In this project, The Autobiography of Benjamin Franklin is used as a source for RAG.

First, it is downloaded via a wget command from Project Gutenberg. Then it is is divided into fixed-length chunks with overlapping between chunks to retain context:

1
2
3
4
5
6
7
8
9
10
11
12
13
14
15
16
17
def chunk_text(filename:str, encoding:str='utf-8', chunk_size:int=4096, chunk_overlap:int=400) -> list[str]:
    """ Reads a file and divides it into a list of chunks with size chunk_size that overlap by chunk_overlap bytes.
    """
    chunks = []
    with open('pg148.txt', 'r', encoding="utf-8") as fh:
        text = fh.read()

        start = 0
        chunk_size = 4096
        chunk_overlap = 400
        while start < len(text):
            chunk = text[start:start + chunk_size]
            chunks.append(chunk)
            start += (chunk_size - chunk_overlap)
    return chunks
    
chunks = chunk_text('pg148.txt')

A custom embedding function is used to embed the chunks as they are loaded into ChromaDB.

1
2
3
4
5
6
7
8
9
10
11
12
13
14
15
16
17
18
19
20
21
22
23
class GeminiEmbeddingFunction(EmbeddingFunction):
    # Specify whether to generate embeddings for documents, or queries
    document_mode = True
    
    def __init__(self, client:genai.Client, model:str):
        self.client = client
        self.model = model

    @retry.Retry(predicate=is_retriable)
    def __call__(self, input: Documents) -> Embeddings:
        if self.document_mode:
            embedding_task = "retrieval_document"
        else:
            embedding_task = "retrieval_query"

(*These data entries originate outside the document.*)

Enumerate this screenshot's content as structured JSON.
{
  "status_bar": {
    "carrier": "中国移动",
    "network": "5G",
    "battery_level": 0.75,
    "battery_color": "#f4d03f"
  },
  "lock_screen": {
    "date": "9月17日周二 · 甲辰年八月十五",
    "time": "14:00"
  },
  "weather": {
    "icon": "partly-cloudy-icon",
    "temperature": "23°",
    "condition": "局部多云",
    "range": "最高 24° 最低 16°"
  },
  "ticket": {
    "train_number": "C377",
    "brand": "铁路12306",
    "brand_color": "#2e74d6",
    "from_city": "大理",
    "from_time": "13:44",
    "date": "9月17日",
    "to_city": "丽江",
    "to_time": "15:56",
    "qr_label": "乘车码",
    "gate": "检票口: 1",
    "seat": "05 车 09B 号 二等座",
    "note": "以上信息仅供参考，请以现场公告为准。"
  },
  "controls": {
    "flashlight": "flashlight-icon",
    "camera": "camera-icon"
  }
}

        response = self.client.models.embed_content(
            model=self.model,
            contents=input,
            config=types.EmbedContentConfig(
                task_type=embedding_task,
            ),
        )
        return [e.values for e in response.embeddings]

The ChromaDB collection is created with this embedding function:

1
2
3
4
# Create an instance of GeminiEmbeddingFunction with te text-embedding-004 model.
embed_fn = GeminiEmbeddingFunction(client, "models/text-embedding-004")
# ...
db = chroma_client.get_or_create_collection(name=db_name, embedding_function=embed_fn)

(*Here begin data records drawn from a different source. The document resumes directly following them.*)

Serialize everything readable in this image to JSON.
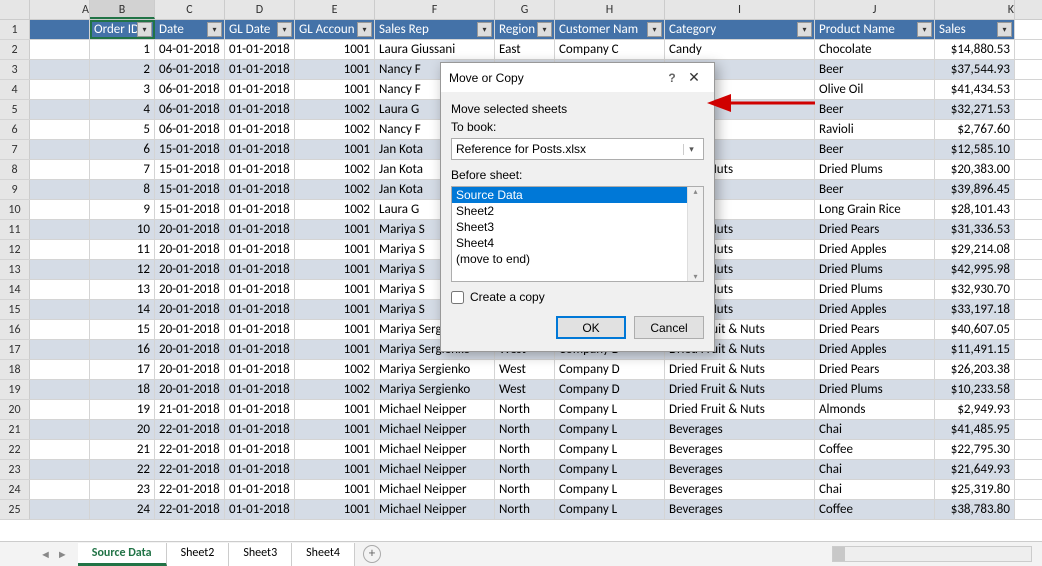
{
  "columns": [
    "A",
    "B",
    "C",
    "D",
    "E",
    "F",
    "G",
    "H",
    "I",
    "J",
    "K"
  ],
  "headers": [
    "",
    "Order ID",
    "Date",
    "GL Date",
    "GL Accoun",
    "Sales Rep",
    "Region",
    "Customer Nam",
    "Category",
    "Product Name",
    "Sales"
  ],
  "rows": [
    {
      "n": 1,
      "a": "",
      "b": "1",
      "c": "04-01-2018",
      "d": "01-01-2018",
      "e": "1001",
      "f": "Laura Giussani",
      "g": "East",
      "h": "Company C",
      "i": "Candy",
      "j": "Chocolate",
      "k": "$14,880.53"
    },
    {
      "n": 2,
      "a": "",
      "b": "2",
      "c": "06-01-2018",
      "d": "01-01-2018",
      "e": "1001",
      "f": "Nancy F",
      "g": "",
      "h": "",
      "i": "ges",
      "j": "Beer",
      "k": "$37,544.93"
    },
    {
      "n": 3,
      "a": "",
      "b": "3",
      "c": "06-01-2018",
      "d": "01-01-2018",
      "e": "1001",
      "f": "Nancy F",
      "g": "",
      "h": "",
      "i": "",
      "j": "Olive Oil",
      "k": "$41,434.53"
    },
    {
      "n": 4,
      "a": "",
      "b": "4",
      "c": "06-01-2018",
      "d": "01-01-2018",
      "e": "1002",
      "f": "Laura G",
      "g": "",
      "h": "",
      "i": "ges",
      "j": "Beer",
      "k": "$32,271.53"
    },
    {
      "n": 5,
      "a": "",
      "b": "5",
      "c": "06-01-2018",
      "d": "01-01-2018",
      "e": "1002",
      "f": "Nancy F",
      "g": "",
      "h": "",
      "i": "",
      "j": "Ravioli",
      "k": "$2,767.60"
    },
    {
      "n": 6,
      "a": "",
      "b": "6",
      "c": "15-01-2018",
      "d": "01-01-2018",
      "e": "1001",
      "f": "Jan Kota",
      "g": "",
      "h": "",
      "i": "ges",
      "j": "Beer",
      "k": "$12,585.10"
    },
    {
      "n": 7,
      "a": "",
      "b": "7",
      "c": "15-01-2018",
      "d": "01-01-2018",
      "e": "1002",
      "f": "Jan Kota",
      "g": "",
      "h": "",
      "i": "Fruit & Nuts",
      "j": "Dried Plums",
      "k": "$20,383.00"
    },
    {
      "n": 8,
      "a": "",
      "b": "8",
      "c": "15-01-2018",
      "d": "01-01-2018",
      "e": "1002",
      "f": "Jan Kota",
      "g": "",
      "h": "",
      "i": "ges",
      "j": "Beer",
      "k": "$39,896.45"
    },
    {
      "n": 9,
      "a": "",
      "b": "9",
      "c": "15-01-2018",
      "d": "01-01-2018",
      "e": "1002",
      "f": "Laura G",
      "g": "",
      "h": "",
      "i": "",
      "j": "Long Grain Rice",
      "k": "$28,101.43"
    },
    {
      "n": 10,
      "a": "",
      "b": "10",
      "c": "20-01-2018",
      "d": "01-01-2018",
      "e": "1001",
      "f": "Mariya S",
      "g": "",
      "h": "",
      "i": "Fruit & Nuts",
      "j": "Dried Pears",
      "k": "$31,336.53"
    },
    {
      "n": 11,
      "a": "",
      "b": "11",
      "c": "20-01-2018",
      "d": "01-01-2018",
      "e": "1001",
      "f": "Mariya S",
      "g": "",
      "h": "",
      "i": "Fruit & Nuts",
      "j": "Dried Apples",
      "k": "$29,214.08"
    },
    {
      "n": 12,
      "a": "",
      "b": "12",
      "c": "20-01-2018",
      "d": "01-01-2018",
      "e": "1001",
      "f": "Mariya S",
      "g": "",
      "h": "",
      "i": "Fruit & Nuts",
      "j": "Dried Plums",
      "k": "$42,995.98"
    },
    {
      "n": 13,
      "a": "",
      "b": "13",
      "c": "20-01-2018",
      "d": "01-01-2018",
      "e": "1001",
      "f": "Mariya S",
      "g": "",
      "h": "",
      "i": "Fruit & Nuts",
      "j": "Dried Plums",
      "k": "$32,930.70"
    },
    {
      "n": 14,
      "a": "",
      "b": "14",
      "c": "20-01-2018",
      "d": "01-01-2018",
      "e": "1001",
      "f": "Mariya S",
      "g": "",
      "h": "",
      "i": "Fruit & Nuts",
      "j": "Dried Apples",
      "k": "$33,197.18"
    },
    {
      "n": 15,
      "a": "",
      "b": "15",
      "c": "20-01-2018",
      "d": "01-01-2018",
      "e": "1001",
      "f": "Mariya Sergienko",
      "g": "West",
      "h": "Company D",
      "i": "Dried Fruit & Nuts",
      "j": "Dried Pears",
      "k": "$40,607.05"
    },
    {
      "n": 16,
      "a": "",
      "b": "16",
      "c": "20-01-2018",
      "d": "01-01-2018",
      "e": "1001",
      "f": "Mariya Sergienko",
      "g": "West",
      "h": "Company D",
      "i": "Dried Fruit & Nuts",
      "j": "Dried Apples",
      "k": "$11,491.15"
    },
    {
      "n": 17,
      "a": "",
      "b": "17",
      "c": "20-01-2018",
      "d": "01-01-2018",
      "e": "1002",
      "f": "Mariya Sergienko",
      "g": "West",
      "h": "Company D",
      "i": "Dried Fruit & Nuts",
      "j": "Dried Pears",
      "k": "$26,203.38"
    },
    {
      "n": 18,
      "a": "",
      "b": "18",
      "c": "20-01-2018",
      "d": "01-01-2018",
      "e": "1002",
      "f": "Mariya Sergienko",
      "g": "West",
      "h": "Company D",
      "i": "Dried Fruit & Nuts",
      "j": "Dried Plums",
      "k": "$10,233.58"
    },
    {
      "n": 19,
      "a": "",
      "b": "19",
      "c": "21-01-2018",
      "d": "01-01-2018",
      "e": "1001",
      "f": "Michael Neipper",
      "g": "North",
      "h": "Company L",
      "i": "Dried Fruit & Nuts",
      "j": "Almonds",
      "k": "$2,949.93"
    },
    {
      "n": 20,
      "a": "",
      "b": "20",
      "c": "22-01-2018",
      "d": "01-01-2018",
      "e": "1001",
      "f": "Michael Neipper",
      "g": "North",
      "h": "Company L",
      "i": "Beverages",
      "j": "Chai",
      "k": "$41,485.95"
    },
    {
      "n": 21,
      "a": "",
      "b": "21",
      "c": "22-01-2018",
      "d": "01-01-2018",
      "e": "1001",
      "f": "Michael Neipper",
      "g": "North",
      "h": "Company L",
      "i": "Beverages",
      "j": "Coffee",
      "k": "$22,795.30"
    },
    {
      "n": 22,
      "a": "",
      "b": "22",
      "c": "22-01-2018",
      "d": "01-01-2018",
      "e": "1001",
      "f": "Michael Neipper",
      "g": "North",
      "h": "Company L",
      "i": "Beverages",
      "j": "Chai",
      "k": "$21,649.93"
    },
    {
      "n": 23,
      "a": "",
      "b": "23",
      "c": "22-01-2018",
      "d": "01-01-2018",
      "e": "1001",
      "f": "Michael Neipper",
      "g": "North",
      "h": "Company L",
      "i": "Beverages",
      "j": "Chai",
      "k": "$25,319.80"
    },
    {
      "n": 24,
      "a": "",
      "b": "24",
      "c": "22-01-2018",
      "d": "01-01-2018",
      "e": "1001",
      "f": "Michael Neipper",
      "g": "North",
      "h": "Company L",
      "i": "Beverages",
      "j": "Coffee",
      "k": "$38,783.80"
    }
  ],
  "sheetTabs": [
    "Source Data",
    "Sheet2",
    "Sheet3",
    "Sheet4"
  ],
  "activeTab": "Source Data",
  "dialog": {
    "title": "Move or Copy",
    "moveLabel": "Move selected sheets",
    "toBookLabel": "To book:",
    "toBookValue": "Reference for Posts.xlsx",
    "beforeLabel": "Before sheet:",
    "listItems": [
      "Source Data",
      "Sheet2",
      "Sheet3",
      "Sheet4",
      "(move to end)"
    ],
    "selectedItem": "Source Data",
    "createCopyLabel": "Create a copy",
    "okLabel": "OK",
    "cancelLabel": "Cancel"
  }
}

The document chunks are loaded in batches to not exceed ChromaDB’s API limits:

1
2
3
4
5
6
7
    # Load up to batch_size documents at a time.
    while ndocs > batch_size:
        db.add(documents=docs[start:start+batch_size], ids=[str(i) for i in range(start, start+batch_size)])
        start += batch_size
        ndocs -= batch_size
    # Load the leftovers when ndocs is less than batch_size.
    db.add(documents=docs[start:start+ndocs], ids=[str(i) for i in range(start, start+ndocs)])

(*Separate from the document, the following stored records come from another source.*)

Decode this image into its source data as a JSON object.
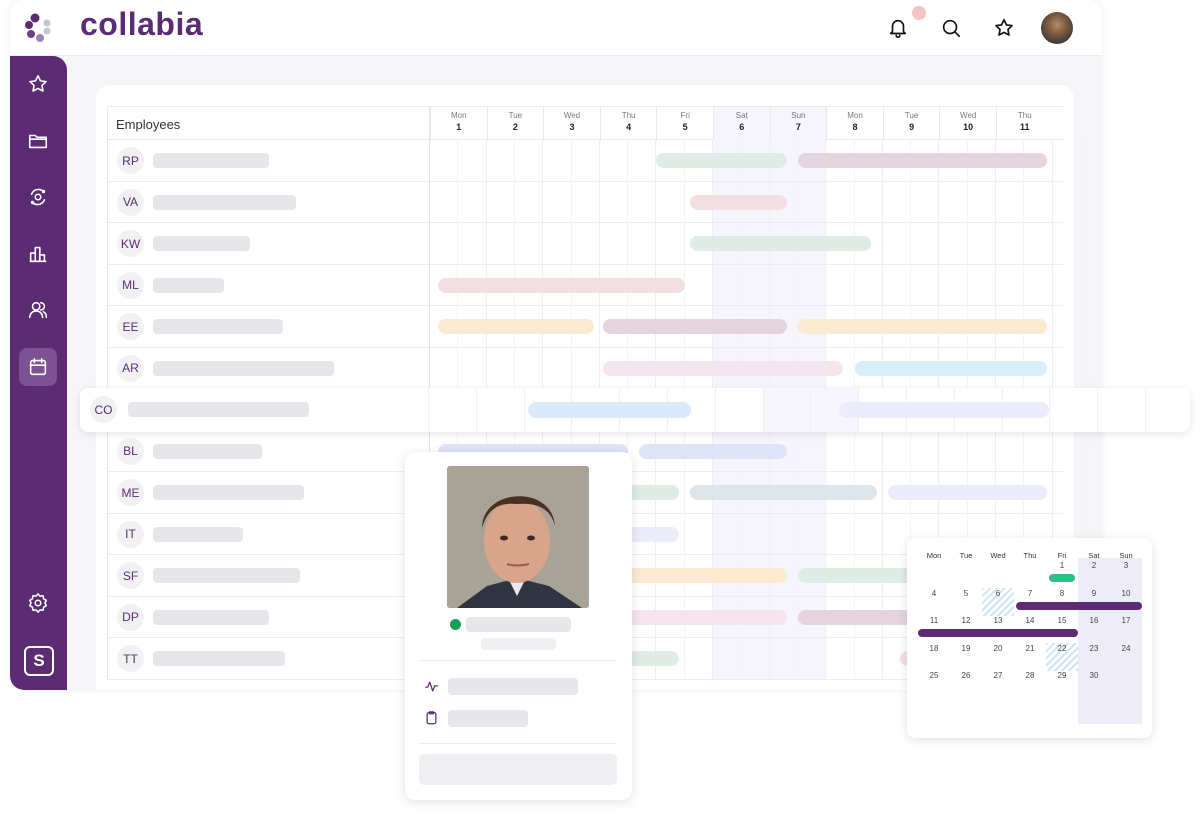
{
  "app": {
    "brand": "collabia",
    "topbar": {
      "icons": [
        "bell-icon",
        "search-icon",
        "star-icon",
        "user-avatar"
      ],
      "has_notification": true
    }
  },
  "sidebar": {
    "items": [
      {
        "name": "favorites",
        "icon": "star-icon",
        "active": false
      },
      {
        "name": "projects",
        "icon": "folder-icon",
        "active": false
      },
      {
        "name": "sync",
        "icon": "sync-icon",
        "active": false
      },
      {
        "name": "reports",
        "icon": "bar-chart-icon",
        "active": false
      },
      {
        "name": "people",
        "icon": "users-icon",
        "active": false
      },
      {
        "name": "calendar",
        "icon": "calendar-icon",
        "active": true
      }
    ],
    "settings_icon": "gear-icon",
    "workspace_badge": "S"
  },
  "schedule": {
    "employees_header": "Employees",
    "days": [
      {
        "name": "Mon",
        "num": "1",
        "weekend": false
      },
      {
        "name": "Tue",
        "num": "2",
        "weekend": false
      },
      {
        "name": "Wed",
        "num": "3",
        "weekend": false
      },
      {
        "name": "Thu",
        "num": "4",
        "weekend": false
      },
      {
        "name": "Fri",
        "num": "5",
        "weekend": false
      },
      {
        "name": "Sat",
        "num": "6",
        "weekend": true
      },
      {
        "name": "Sun",
        "num": "7",
        "weekend": true
      },
      {
        "name": "Mon",
        "num": "8",
        "weekend": false
      },
      {
        "name": "Tue",
        "num": "9",
        "weekend": false
      },
      {
        "name": "Wed",
        "num": "10",
        "weekend": false
      },
      {
        "name": "Thu",
        "num": "11",
        "weekend": false
      }
    ],
    "rows": [
      {
        "initials": "RP",
        "name_len": 0.55,
        "bars": [
          {
            "start": 4,
            "end": 6.3,
            "color": "#dfece6"
          },
          {
            "start": 6.5,
            "end": 10.9,
            "color": "#e4d4de"
          }
        ]
      },
      {
        "initials": "VA",
        "name_len": 0.68,
        "bars": [
          {
            "start": 4.6,
            "end": 6.3,
            "color": "#f3dfe2"
          }
        ]
      },
      {
        "initials": "KW",
        "name_len": 0.46,
        "bars": [
          {
            "start": 4.6,
            "end": 7.8,
            "color": "#dfece6"
          }
        ]
      },
      {
        "initials": "ML",
        "name_len": 0.34,
        "bars": [
          {
            "start": 0.15,
            "end": 4.5,
            "color": "#f3dfe2"
          }
        ]
      },
      {
        "initials": "EE",
        "name_len": 0.62,
        "bars": [
          {
            "start": 0.15,
            "end": 2.9,
            "color": "#fbe9d0"
          },
          {
            "start": 3.05,
            "end": 6.3,
            "color": "#e4d4de"
          },
          {
            "start": 6.5,
            "end": 10.9,
            "color": "#fbe9d0"
          }
        ]
      },
      {
        "initials": "AR",
        "name_len": 0.86,
        "bars": [
          {
            "start": 3.05,
            "end": 7.3,
            "color": "#f3e4ee"
          },
          {
            "start": 7.5,
            "end": 10.9,
            "color": "#d6eef8"
          }
        ]
      },
      {
        "initials": "CO",
        "name_len": 0.86,
        "highlighted": true,
        "bars": [
          {
            "start": 2.1,
            "end": 5.5,
            "color": "#dbeafb"
          },
          {
            "start": 8.6,
            "end": 13.0,
            "color": "#ecebfa"
          }
        ]
      },
      {
        "initials": "BL",
        "name_len": 0.52,
        "bars": [
          {
            "start": 0.15,
            "end": 3.5,
            "color": "#dfe3f7"
          },
          {
            "start": 3.7,
            "end": 6.3,
            "color": "#dfe3f7"
          }
        ]
      },
      {
        "initials": "ME",
        "name_len": 0.72,
        "bars": [
          {
            "start": 3.05,
            "end": 4.4,
            "color": "#dfece6"
          },
          {
            "start": 4.6,
            "end": 7.9,
            "color": "#dde5ea"
          },
          {
            "start": 8.1,
            "end": 10.9,
            "color": "#ecebfa"
          }
        ]
      },
      {
        "initials": "IT",
        "name_len": 0.43,
        "bars": [
          {
            "start": 3.05,
            "end": 4.4,
            "color": "#ecebfa"
          }
        ]
      },
      {
        "initials": "SF",
        "name_len": 0.7,
        "bars": [
          {
            "start": 3.05,
            "end": 6.3,
            "color": "#fbe9d0"
          },
          {
            "start": 6.5,
            "end": 8.6,
            "color": "#dfece6"
          }
        ]
      },
      {
        "initials": "DP",
        "name_len": 0.55,
        "bars": [
          {
            "start": 3.05,
            "end": 6.3,
            "color": "#f3e4ee"
          },
          {
            "start": 6.5,
            "end": 8.6,
            "color": "#e4d4de"
          }
        ]
      },
      {
        "initials": "TT",
        "name_len": 0.63,
        "bars": [
          {
            "start": 3.05,
            "end": 4.4,
            "color": "#dfece6"
          },
          {
            "start": 8.3,
            "end": 8.6,
            "color": "#f3dfe2"
          }
        ]
      }
    ]
  },
  "profile_card": {
    "status": "online",
    "status_color": "#1a9b58",
    "icons": [
      "activity-icon",
      "clipboard-icon"
    ]
  },
  "mini_calendar": {
    "weekdays": [
      "Mon",
      "Tue",
      "Wed",
      "Thu",
      "Fri",
      "Sat",
      "Sun"
    ],
    "first_weekday_index": 4,
    "days_in_month": 30,
    "hatched_days": [
      6,
      22
    ],
    "events": [
      {
        "from": 1,
        "to": 1,
        "color": "#2fbf86"
      },
      {
        "from": 7,
        "to": 10,
        "color": "#5b2c74"
      },
      {
        "from": 11,
        "to": 15,
        "color": "#5b2c74"
      }
    ]
  }
}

The embedding function is applied to them as they are added.

Retrieval

When a user asks a question, it is sent as a query to ChromaDB, which applies the same embedding function to the query and then returns the most similar passages from the database collection. The embedding function includes a boolean flag that is switched to query mode at this point:

embed_fn.document_mode = False

The most similar documents are returned as a list of strings:

1
2
3
result = db.query(query_texts=[query], n_results=num_passages)
[all_passages] = result['documents']
return all_passages

num_passages is set to a default of five in the notebook for this project, but could be experimented with.

Prompt Engineering

The prompt sent to Gemini starts with instructions to reply as Benjamin Franklin using both existing background information and the passages returned in the previous step. The user’s question is appended to the prompt, as well as each passage:

1
2
3
4
5
6
7
8
9
10
prompt = f"""You are a helpful, witty and friendly bot version of Benjamin Franklin. 
Use the reference passages and any background information you may have to answer the question
in the character of Benjamin Franklin.

QUESTION: {query_oneline}
"""

for passage in all_passages:
    passage_oneline = passage.replace("\n", " ")
    prompt += f"PASSAGE: {passage_oneline}\n"

Further Work

This project could serve as the back end for an agent that enables users to chat with a bot version of Benjamin Franklin, and it has the potential to be extended to other historical figures or even fictional characters.